As he backed over the threshold, he could catch a glimpse of Wilma’s eyes as she finally lifted her head to regard him. That glance frightened him, a glance from eyes that were as dull as those of a corpse.
“I did pray for you,” Stefan whispered as Samson slammed the door on him.
Stefan stood before the door for a long time, but no noise emerged from the apartment beyond. Eventually he turned and walked away. As he left, his mind drifted back to Iago. There was no logic to the connection Stefan began making between the men. Nothing to link them but a similarity of presence.
And the murders in Kingsbury Run.
As Stefan walked to his car, his feet crunched across glass again. This time he looked more closely and saw fragments of a broken mirror.
9
Thursday, October 10
Carlo Pasquale drove. That’s all he did. There was more to what was going on, but he was involved in the Mayfield Road Mob through relatives, not through ambition. He had no desire to know. When Papa said drive, he drove, no questions.
As Carlo drove the long black V-12 Lincoln toward the docks, he thought he wasn’t quite as ignorant as he wished to be. His passenger was going to a meeting with a man named Dietrich, and from the shotgun his passenger carried, it wasn’t to shake hands. Carlo didn’t want to know what Dietrich had done to anger Papa.

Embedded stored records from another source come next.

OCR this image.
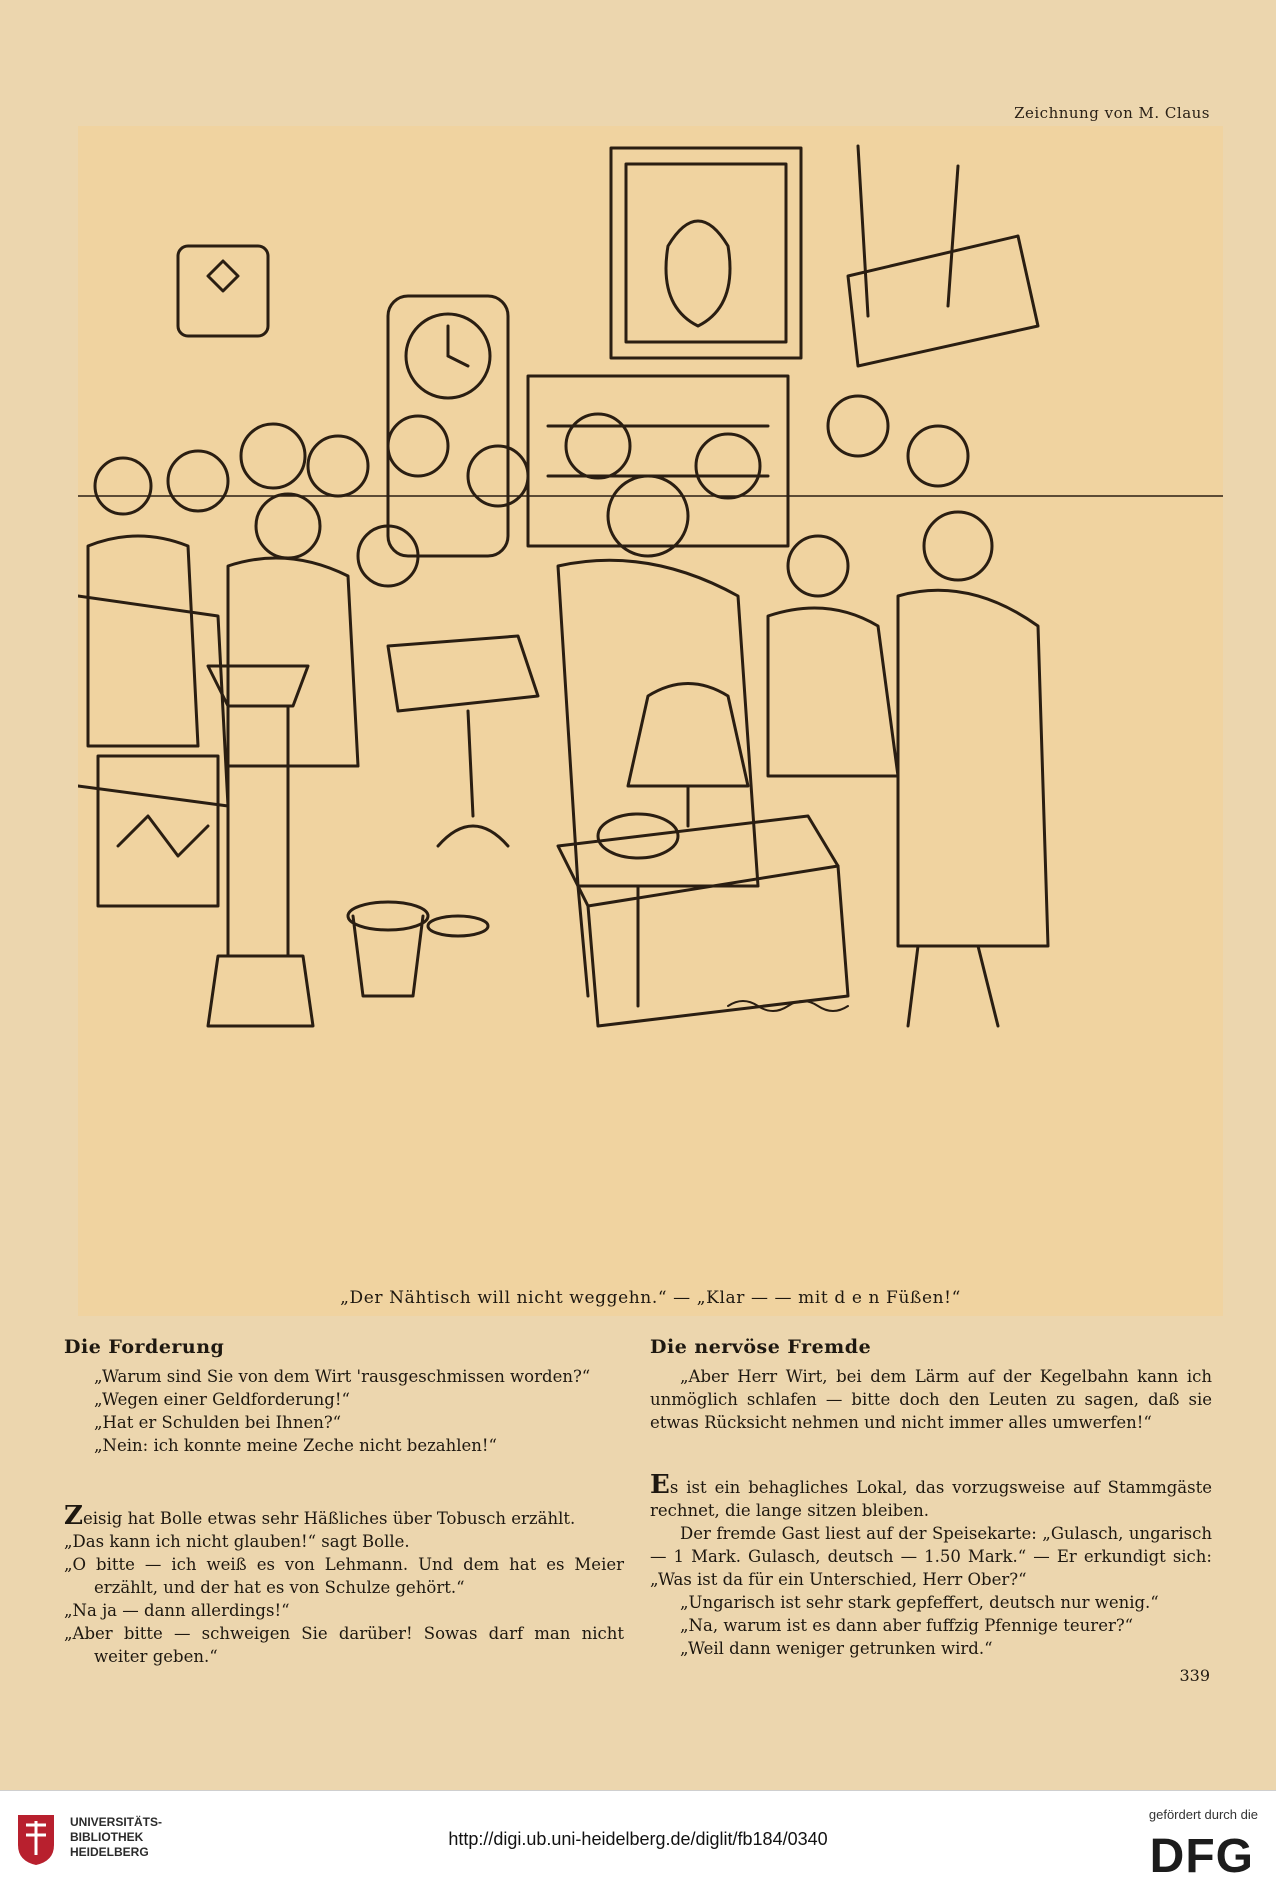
Zeichnung von M. Claus
„Der Nähtisch will nicht weggehn.“ — „Klar — — mit d e n Füßen!“
Die Forderung

„Warum sind Sie von dem Wirt 'rausgeschmissen worden?“

„Wegen einer Geldforderung!“

„Hat er Schulden bei Ihnen?“

„Nein: ich konnte meine Zeche nicht bezahlen!“

Zeisig hat Bolle etwas sehr Häßliches über Tobusch erzählt.

„Das kann ich nicht glauben!“ sagt Bolle.

„O bitte — ich weiß es von Lehmann. Und dem hat es Meier erzählt, und der hat es von Schulze gehört.“

„Na ja — dann allerdings!“

„Aber bitte — schweigen Sie darüber! Sowas darf man nicht weiter geben.“

Die nervöse Fremde

„Aber Herr Wirt, bei dem Lärm auf der Kegelbahn kann ich unmöglich schlafen — bitte doch den Leuten zu sagen, daß sie etwas Rücksicht nehmen und nicht immer alles umwerfen!“

Es ist ein behagliches Lokal, das vorzugsweise auf Stammgäste rechnet, die lange sitzen bleiben.

Der fremde Gast liest auf der Speisekarte: „Gulasch, ungarisch — 1 Mark. Gulasch, deutsch — 1.50 Mark.“ — Er erkundigt sich: „Was ist da für ein Unterschied, Herr Ober?“

„Ungarisch ist sehr stark gepfeffert, deutsch nur wenig.“

„Na, warum ist es dann aber fuffzig Pfennige teurer?“

„Weil dann weniger getrunken wird.“

339
UNIVERSITÄTS-
BIBLIOTHEK
HEIDELBERG
http://digi.ub.uni-heidelberg.de/diglit/fb184/0340
gefördert durch die
DFG
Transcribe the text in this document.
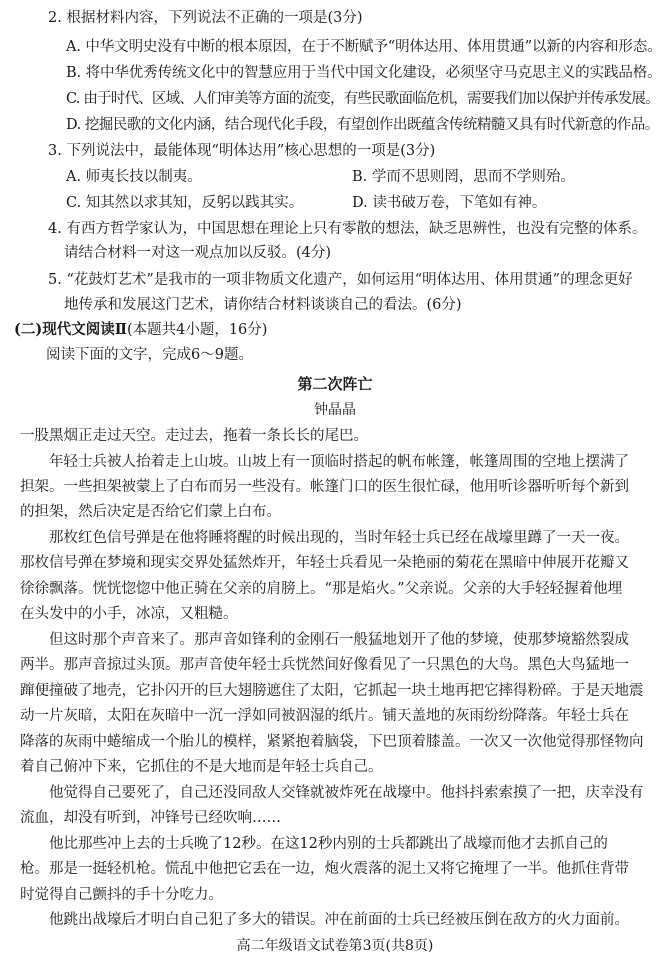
2. 根据材料内容，下列说法不正确的一项是(3分)
A. 中华文明史没有中断的根本原因，在于不断赋予“明体达用、体用贯通”以新的内容和形态。
B. 将中华优秀传统文化中的智慧应用于当代中国文化建设，必须坚守马克思主义的实践品格。
C. 由于时代、区域、人们审美等方面的流变，有些民歌面临危机，需要我们加以保护并传承发展。
D. 挖掘民歌的文化内涵，结合现代化手段，有望创作出既蕴含传统精髓又具有时代新意的作品。
3. 下列说法中，最能体现“明体达用”核心思想的一项是(3分)
A. 师夷长技以制夷。	B. 学而不思则罔，思而不学则殆。
C. 知其然以求其知，反躬以践其实。	D. 读书破万卷，下笔如有神。
4. 有西方哲学家认为，中国思想在理论上只有零散的想法，缺乏思辨性，也没有完整的体系。
请结合材料一对这一观点加以反驳。(4分)
5. “花鼓灯艺术”是我市的一项非物质文化遗产，如何运用“明体达用、体用贯通”的理念更好
地传承和发展这门艺术，请你结合材料谈谈自己的看法。(6分)
(二)现代文阅读Ⅱ(本题共4小题，16分)
阅读下面的文字，完成6～9题。
第二次阵亡
钟晶晶
一股黑烟正走过天空。走过去，拖着一条长长的尾巴。
　　年轻士兵被人抬着走上山坡。山坡上有一顶临时搭起的帆布帐篷，帐篷周围的空地上摆满了
担架。一些担架被蒙上了白布而另一些没有。帐篷门口的医生很忙碌，他用听诊器听听每个新到
的担架，然后决定是否给它们蒙上白布。
　　那枚红色信号弹是在他将睡将醒的时候出现的，当时年轻士兵已经在战壕里蹲了一天一夜。
那枚信号弹在梦境和现实交界处猛然炸开，年轻士兵看见一朵艳丽的菊花在黑暗中伸展开花瓣又
徐徐飘落。恍恍惚惚中他正骑在父亲的肩膀上。“那是焰火。”父亲说。父亲的大手轻轻握着他埋
在头发中的小手，冰凉，又粗糙。
　　但这时那个声音来了。那声音如锋利的金刚石一般猛地划开了他的梦境，使那梦境豁然裂成
两半。那声音掠过头顶。那声音使年轻士兵恍然间好像看见了一只黑色的大鸟。黑色大鸟猛地一
蹿便撞破了地壳，它扑闪开的巨大翅膀遮住了太阳，它抓起一块土地再把它摔得粉碎。于是天地震
动一片灰暗，太阳在灰暗中一沉一浮如同被泅湿的纸片。铺天盖地的灰雨纷纷降落。年轻士兵在
降落的灰雨中蜷缩成一个胎儿的模样，紧紧抱着脑袋，下巴顶着膝盖。一次又一次他觉得那怪物向
着自己俯冲下来，它抓住的不是大地而是年轻士兵自己。
　　他觉得自己要死了，自己还没同敌人交锋就被炸死在战壕中。他抖抖索索摸了一把，庆幸没有
流血，却没有听到，冲锋号已经吹响……
　　他比那些冲上去的士兵晚了12秒。在这12秒内别的士兵都跳出了战壕而他才去抓自己的
枪。那是一挺轻机枪。慌乱中他把它丢在一边，炮火震落的泥土又将它掩埋了一半。他抓住背带
时觉得自己颤抖的手十分吃力。
　　他跳出战壕后才明白自己犯了多大的错误。冲在前面的士兵已经被压倒在敌方的火力面前。
高二年级语文试卷第3页(共8页)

The Lincoln slid into fog coming off of the lake. The world turned gray outside. Carlo felt that the night had turned very cold, even though he was safely buttoned up in the car.
They were passing warehouses, and his passenger, till then mute, started giving him directions. In the fog, the car traced a maze that Carlo barely felt able to retrace, only from memorizing his passenger’s directions, not from any visible landmarks.
Eventually Carlo heard the instruction, “Kill the lights and turn right into the next open bay.”